Rahmat Fiansyah ยท Senin, 18 Maret 2019 - 11:05 WIB
Menteri Basuki Minta Tol Bengkulu Beroperasi Paling Lambat Maret 2021

Menteri Pekerjaan Umum dan Perumahan Rakyat, Basuki Hadimuljono. (Foto: Ist)

JAKARTA, iNews.id - Pembangunan ruas tol Lubuklinggau - Curup - Bengkulu sepanjang 95,8 kilometer (km) akan segera dimulai.
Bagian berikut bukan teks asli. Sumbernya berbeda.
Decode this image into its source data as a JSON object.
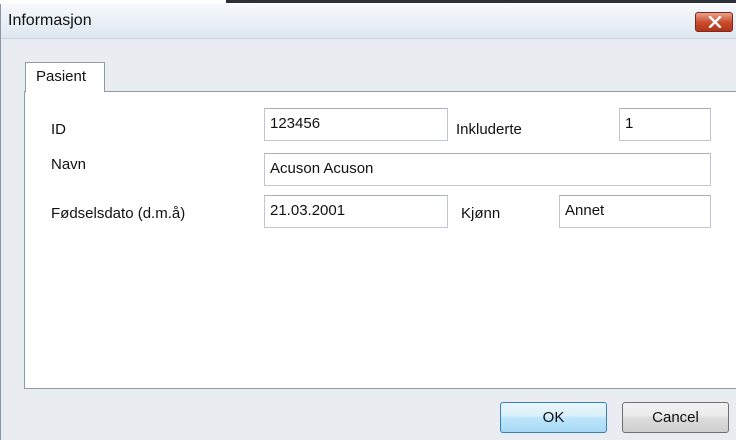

Ruas tol yang menjadi bagian dari Trans Sumatera ditargetkan beroperasi paling lambat Maret 2021.

"Target rampung Maret 2021, saya minta adalah target terlama, artinya saya harapkan bisa lebih cepat dari Maret 2021," kata Menteri Pekerjaan Umum dan Perumahan Rakyat (PUPR), Basuki Hadimuljono melalui keterangan tertulis, Senin (18/3/2019).

Perjanjian Pengusahaan Jalan Tol (PPJT) Lubuklinggau - Curup - Bengkulu resmi ditandatangani. Pemerintah menugaskan PT Hutama Karya (Persero) untuk mengerjakan ruas tol dengan nilai investasi sekitar Rp33 triliun tersebut.

Ruas tol Lubuklinggau - Curup - Bengkulumenjadi bagian koridor pendukung tol Palembang-Bengkulu sepanjang 351,5 km. Tol ini terdiri dari tiga seksi yaitu Taba Penanjung - Bengkulu (17,6 km), Kepahiang - Taba Penanjung (23,7 km), dan Lubuklinggau - Kepahiang (54,4 km). Seksi I inilah yang diharapkan bisa segera beroperasi.

Konstruksi jalan tol ini cukup menantang karena akan dibangun terowongan sepanjang 7 km menembus Bukit Barisan. Selain itu, Hutama Karya juga harus membangun jembatan bentang panjang di atas lembah dengan ketinggian pilar mencapai 45-90 meter.

Menteri Basuki mengatakan, pembangunan tol tersebut merupakan perintah langsung dari Presiden Joko Widodo. Pasalnya, pertumbuhan ekonomi Provinsi Bengkulu tertinggal dibandingkan provinsi-provinsi lain di Sumatera.

Kepala Badan Pengatur Jalan Tol (BPJT), Danang Parikesit menambahkan, proses pengadaan tanah akan dilakukan Juni 2019 dimulai dari seksi Taba Penanjung - Bengkulu. Dia menargetkan seluruh seksi ruas tol ini bisa beroperasi penuh pada Desember 2022.